Flying Lotus - You're Dead!
"You're Dead!"
It should not be underestimated how much this album is meant to be listened to in one sitting. Not only was I only provided with an unsplit 38 minute track to review from, but FlyLo tweeted his wish for people to actually go through it as one too. It’s immediately evident why: the album doesn’t just blend the ends of tracks into one another – in fact most of the time it doesn’t – instead You're Dead! has four distinct sides/chapters of music where the tracks within make most sense aside one another. The manic prog jazz of “Theme” through to “Fkn Dead” is part of the first chunk, and could easily have appeared on Austin Peralta's heartbreakingly absent follow-up to 2011's Endless Planets. Austin's tragic death at just 22 years old makes up one of the many losses that Ellison's sustained, overcome and channelled into this record.
With the dual showpieces of "Never Catch Me" "Dead Man's Tetris", the mania of the first chapter is diffused through “Turkey Dog Coma” into a beautiful night-time grotto of beats, strings and soul. Running through “Stirring,” through to "Turtles", you can’t help but hear You’re Dead’s cries for visualisation; it’s a beautifully theatrical record. Emerging from the ominous gurgling of "Ready Err Not", Thundercat’s tearful bass in “Eyes Above” provides a ladder out of the electronica-dense darkness and back into jazz. "Moment Of Hesitation" whisks you away and before you know it, it’s nearly over.
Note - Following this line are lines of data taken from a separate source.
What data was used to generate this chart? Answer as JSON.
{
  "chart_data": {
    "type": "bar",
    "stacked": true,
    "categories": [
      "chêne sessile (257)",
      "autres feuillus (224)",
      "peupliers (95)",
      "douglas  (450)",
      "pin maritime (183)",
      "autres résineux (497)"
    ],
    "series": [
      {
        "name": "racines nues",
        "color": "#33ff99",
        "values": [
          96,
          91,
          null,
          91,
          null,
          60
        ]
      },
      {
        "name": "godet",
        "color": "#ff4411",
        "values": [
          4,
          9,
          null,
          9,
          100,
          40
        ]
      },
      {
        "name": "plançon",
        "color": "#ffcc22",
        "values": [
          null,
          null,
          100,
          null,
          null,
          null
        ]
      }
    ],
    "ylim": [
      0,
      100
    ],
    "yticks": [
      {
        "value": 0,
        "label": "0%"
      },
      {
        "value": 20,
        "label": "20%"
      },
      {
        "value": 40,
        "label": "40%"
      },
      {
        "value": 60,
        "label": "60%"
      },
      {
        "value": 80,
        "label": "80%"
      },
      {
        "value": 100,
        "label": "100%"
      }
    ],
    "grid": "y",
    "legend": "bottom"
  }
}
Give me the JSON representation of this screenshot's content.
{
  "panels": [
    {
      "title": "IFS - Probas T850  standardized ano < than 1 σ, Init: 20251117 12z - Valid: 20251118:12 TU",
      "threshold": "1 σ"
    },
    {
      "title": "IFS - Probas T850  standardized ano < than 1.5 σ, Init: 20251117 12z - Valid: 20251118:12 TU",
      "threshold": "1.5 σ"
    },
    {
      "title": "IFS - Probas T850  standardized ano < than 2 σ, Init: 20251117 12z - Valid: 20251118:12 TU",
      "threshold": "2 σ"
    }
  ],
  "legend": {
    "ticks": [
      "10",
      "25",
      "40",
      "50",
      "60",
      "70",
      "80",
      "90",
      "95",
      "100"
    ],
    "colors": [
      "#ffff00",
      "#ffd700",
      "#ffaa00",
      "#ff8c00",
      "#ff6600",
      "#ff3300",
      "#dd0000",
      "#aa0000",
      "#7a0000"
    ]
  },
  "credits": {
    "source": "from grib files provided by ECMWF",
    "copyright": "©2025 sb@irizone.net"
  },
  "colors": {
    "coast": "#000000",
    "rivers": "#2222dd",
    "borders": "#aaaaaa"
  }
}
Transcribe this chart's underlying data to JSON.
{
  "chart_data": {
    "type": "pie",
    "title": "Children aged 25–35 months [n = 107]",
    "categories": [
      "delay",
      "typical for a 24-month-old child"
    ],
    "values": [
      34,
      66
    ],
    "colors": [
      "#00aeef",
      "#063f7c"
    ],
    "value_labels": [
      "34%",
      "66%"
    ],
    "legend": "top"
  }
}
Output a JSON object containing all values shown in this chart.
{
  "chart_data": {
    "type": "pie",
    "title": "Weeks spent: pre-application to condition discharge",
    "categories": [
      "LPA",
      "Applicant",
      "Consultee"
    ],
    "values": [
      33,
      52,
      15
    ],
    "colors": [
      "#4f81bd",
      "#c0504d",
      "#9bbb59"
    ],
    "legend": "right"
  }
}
You're Dead is not the longest record in the world, nor is it perfect - occasionally it feels like the sequencing within the tracks and within the whole album took precedence over the musical quality. But as a fan listening to Ellison's growth as an artist through the years - from the post-Dilla mimicry of July Heat, through his ascension with Warp and the stunning Los Angeles, to newfound experimentation and partnerships on Cosmogramma and Until The Quiet Comes - it's hard to not feel somewhat emotionally invested in his progression. You’re Dead might be the last straw for those that always wished he would just produce a Los Angeles V2, but for many others this album will signify the absolute centrepiece of Ellison’s genius. "The Protest" is the perfect epilogue to this journey - and as happy an ending as possible for an album all about death. "We will live on forever and ever" sung out across an apocalyptic orchestral backdrop - before the beat kicks and the credits roll with an almost ironic, purposefully classic FlyLo rhythm and bass combo. 1983, Reset, Los Angeles all come flooding back and you question whether the whole jazz thing even happened. Then you go back to the start and you realise it definitely did.
More than any album before it, You're Dead! feels like a milestone in the music of Flying Lotus. If Cosmogramma signalled Stephen Ellison's ambition to be more than a beatmaker, then this record is the accomplishment of that ambition. You're Dead! might be the most immortal Flying Lotus album to date.